Los resultados de la cita con las urnas el 28-A, una vez aplicada la aritmética de la proporcionalidad, concedieron al PSOE cinco senadores en la Mesa y al Partido Popular, dos. Es decir, los socialistas tenían una holgada mayoría absoluta. Sin embargo, han decidido 'regalar' una silla al PP y otra al PNV, así que el órgano de control tendría tres electos de la formación de Pedro Sánchez, otros tantos de la de Pablo Casado y uno de la de Andoni Ortuzar. «Hemos buscado que no haya bloqueos, ni imposiciones ni mayorías absolutas», afirmó este viernes en la sede de Ferraz el secretario de Organización del PSOE, José Luis Ábalos. «No somos como el resto», proclamó el ministro de Fomento en funciones tras reivindicar que el parlamentarismo «puede y debe contribuir a que los ciudadanos recuperen la confianza en la clase política» y que «garantizar la gobernabilidad es responsabilidad de diputados y senadores».

La decisión tiene una importante carga simbólica y política. Por una parte, los socialistas vuelven a dejar claro que para ellos el primer partido de la oposición es el PP. Ya lo demostraron en La Moncloa cuando el presidente en funciones se reunió con el líder de los populares y lo han hecho de nuevo en el Senado.
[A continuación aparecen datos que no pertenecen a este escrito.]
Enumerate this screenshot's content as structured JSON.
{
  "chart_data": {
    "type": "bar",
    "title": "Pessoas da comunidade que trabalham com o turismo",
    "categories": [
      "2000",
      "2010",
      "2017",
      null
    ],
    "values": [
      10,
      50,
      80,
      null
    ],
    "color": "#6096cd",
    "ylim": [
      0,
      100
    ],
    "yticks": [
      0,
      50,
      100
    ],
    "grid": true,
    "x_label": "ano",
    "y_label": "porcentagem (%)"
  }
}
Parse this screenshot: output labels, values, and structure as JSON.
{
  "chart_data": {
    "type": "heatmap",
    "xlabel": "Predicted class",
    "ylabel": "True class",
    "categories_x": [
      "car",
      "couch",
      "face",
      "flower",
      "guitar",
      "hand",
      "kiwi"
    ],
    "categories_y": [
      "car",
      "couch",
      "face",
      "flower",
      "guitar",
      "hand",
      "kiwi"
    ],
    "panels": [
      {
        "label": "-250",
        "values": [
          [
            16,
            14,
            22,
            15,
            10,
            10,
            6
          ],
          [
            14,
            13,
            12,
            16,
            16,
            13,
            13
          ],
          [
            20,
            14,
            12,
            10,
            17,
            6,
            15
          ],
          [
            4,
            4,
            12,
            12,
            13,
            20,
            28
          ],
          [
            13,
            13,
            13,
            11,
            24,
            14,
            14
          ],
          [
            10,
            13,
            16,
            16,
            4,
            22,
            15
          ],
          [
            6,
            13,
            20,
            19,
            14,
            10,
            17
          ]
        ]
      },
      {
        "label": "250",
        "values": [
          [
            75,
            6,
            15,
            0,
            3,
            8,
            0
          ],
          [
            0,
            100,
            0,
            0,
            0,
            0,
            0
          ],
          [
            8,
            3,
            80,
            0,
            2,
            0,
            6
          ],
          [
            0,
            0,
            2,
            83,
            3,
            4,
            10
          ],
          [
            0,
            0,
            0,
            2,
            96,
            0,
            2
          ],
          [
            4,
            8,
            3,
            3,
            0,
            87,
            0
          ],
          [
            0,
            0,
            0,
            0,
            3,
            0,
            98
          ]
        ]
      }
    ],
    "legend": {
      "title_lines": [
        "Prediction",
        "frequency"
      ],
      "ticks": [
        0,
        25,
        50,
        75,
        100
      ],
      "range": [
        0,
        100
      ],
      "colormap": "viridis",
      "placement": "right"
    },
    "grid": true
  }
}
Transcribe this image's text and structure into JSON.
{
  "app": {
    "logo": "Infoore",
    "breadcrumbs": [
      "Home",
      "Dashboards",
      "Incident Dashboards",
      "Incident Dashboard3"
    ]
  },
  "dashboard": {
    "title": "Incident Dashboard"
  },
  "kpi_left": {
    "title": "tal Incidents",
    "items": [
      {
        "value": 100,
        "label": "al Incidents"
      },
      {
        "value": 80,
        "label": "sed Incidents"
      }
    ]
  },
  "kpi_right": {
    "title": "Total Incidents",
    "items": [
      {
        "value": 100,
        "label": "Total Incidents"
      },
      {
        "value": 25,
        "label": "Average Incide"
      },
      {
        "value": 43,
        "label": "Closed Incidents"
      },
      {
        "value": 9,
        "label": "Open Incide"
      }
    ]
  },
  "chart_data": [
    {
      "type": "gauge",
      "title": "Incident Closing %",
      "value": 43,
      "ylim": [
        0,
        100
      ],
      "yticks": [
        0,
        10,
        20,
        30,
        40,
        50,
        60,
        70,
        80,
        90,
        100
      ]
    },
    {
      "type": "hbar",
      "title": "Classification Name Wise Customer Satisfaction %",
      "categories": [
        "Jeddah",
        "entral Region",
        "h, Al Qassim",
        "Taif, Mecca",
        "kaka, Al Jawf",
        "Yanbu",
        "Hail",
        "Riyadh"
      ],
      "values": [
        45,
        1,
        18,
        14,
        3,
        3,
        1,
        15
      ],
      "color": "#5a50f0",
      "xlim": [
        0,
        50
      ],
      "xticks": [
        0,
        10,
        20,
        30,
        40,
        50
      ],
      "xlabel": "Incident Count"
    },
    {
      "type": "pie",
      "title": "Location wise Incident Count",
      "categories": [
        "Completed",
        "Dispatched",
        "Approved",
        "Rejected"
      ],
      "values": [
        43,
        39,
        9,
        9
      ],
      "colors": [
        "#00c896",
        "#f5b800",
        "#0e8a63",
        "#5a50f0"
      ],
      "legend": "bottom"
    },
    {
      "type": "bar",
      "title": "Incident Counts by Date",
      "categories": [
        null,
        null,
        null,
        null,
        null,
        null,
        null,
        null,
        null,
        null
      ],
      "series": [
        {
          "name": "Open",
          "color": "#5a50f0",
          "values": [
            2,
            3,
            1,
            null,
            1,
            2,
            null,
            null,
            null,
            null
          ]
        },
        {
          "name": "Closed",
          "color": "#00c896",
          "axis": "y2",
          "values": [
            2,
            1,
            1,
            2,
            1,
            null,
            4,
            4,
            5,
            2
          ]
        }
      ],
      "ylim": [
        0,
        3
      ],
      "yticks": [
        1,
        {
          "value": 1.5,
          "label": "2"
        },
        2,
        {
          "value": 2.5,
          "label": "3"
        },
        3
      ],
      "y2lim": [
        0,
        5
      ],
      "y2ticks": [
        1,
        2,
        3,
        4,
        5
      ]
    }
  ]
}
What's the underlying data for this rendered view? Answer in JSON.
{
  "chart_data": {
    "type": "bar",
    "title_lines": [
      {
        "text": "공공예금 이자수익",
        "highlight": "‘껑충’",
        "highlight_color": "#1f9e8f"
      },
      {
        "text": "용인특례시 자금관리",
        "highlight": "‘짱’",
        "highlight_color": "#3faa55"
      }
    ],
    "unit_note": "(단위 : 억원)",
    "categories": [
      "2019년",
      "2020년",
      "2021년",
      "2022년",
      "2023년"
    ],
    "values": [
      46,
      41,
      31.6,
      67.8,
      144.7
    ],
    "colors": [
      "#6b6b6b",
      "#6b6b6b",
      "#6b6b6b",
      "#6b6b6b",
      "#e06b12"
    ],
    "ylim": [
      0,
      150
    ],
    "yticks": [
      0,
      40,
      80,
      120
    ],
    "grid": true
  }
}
La segunda lectura es que el PSOE ha tratado de 'compensar' en cierta manera a los jeltzales y tener un detalle público con ellos después de dejarles fuera de la Mesa del Congreso. En tercer lugar, transmite el mensaje claro a ERC de que no olvida su veto a Miquel Iceta para presidir la Cámara alta.

Fuentes del PNV aseguraron que el partido ni ha intervenido en las negociaciones ni ha solicitado el asiento en la Mesa, y anunciaron que será el Euzkadi buru batzar (EBB) el lunes en su reunión habitual el que analizará la resolución adoptada «por terceros» y si acepta la oferta. Y añadieron que en la última legislatura tuvieron un representante en el órgano de control de la Cámara alta «sin contraprestación alguna». Los jeltzales ni se han planteado aún que senador ocuparía el eventual puesto en la Mesa.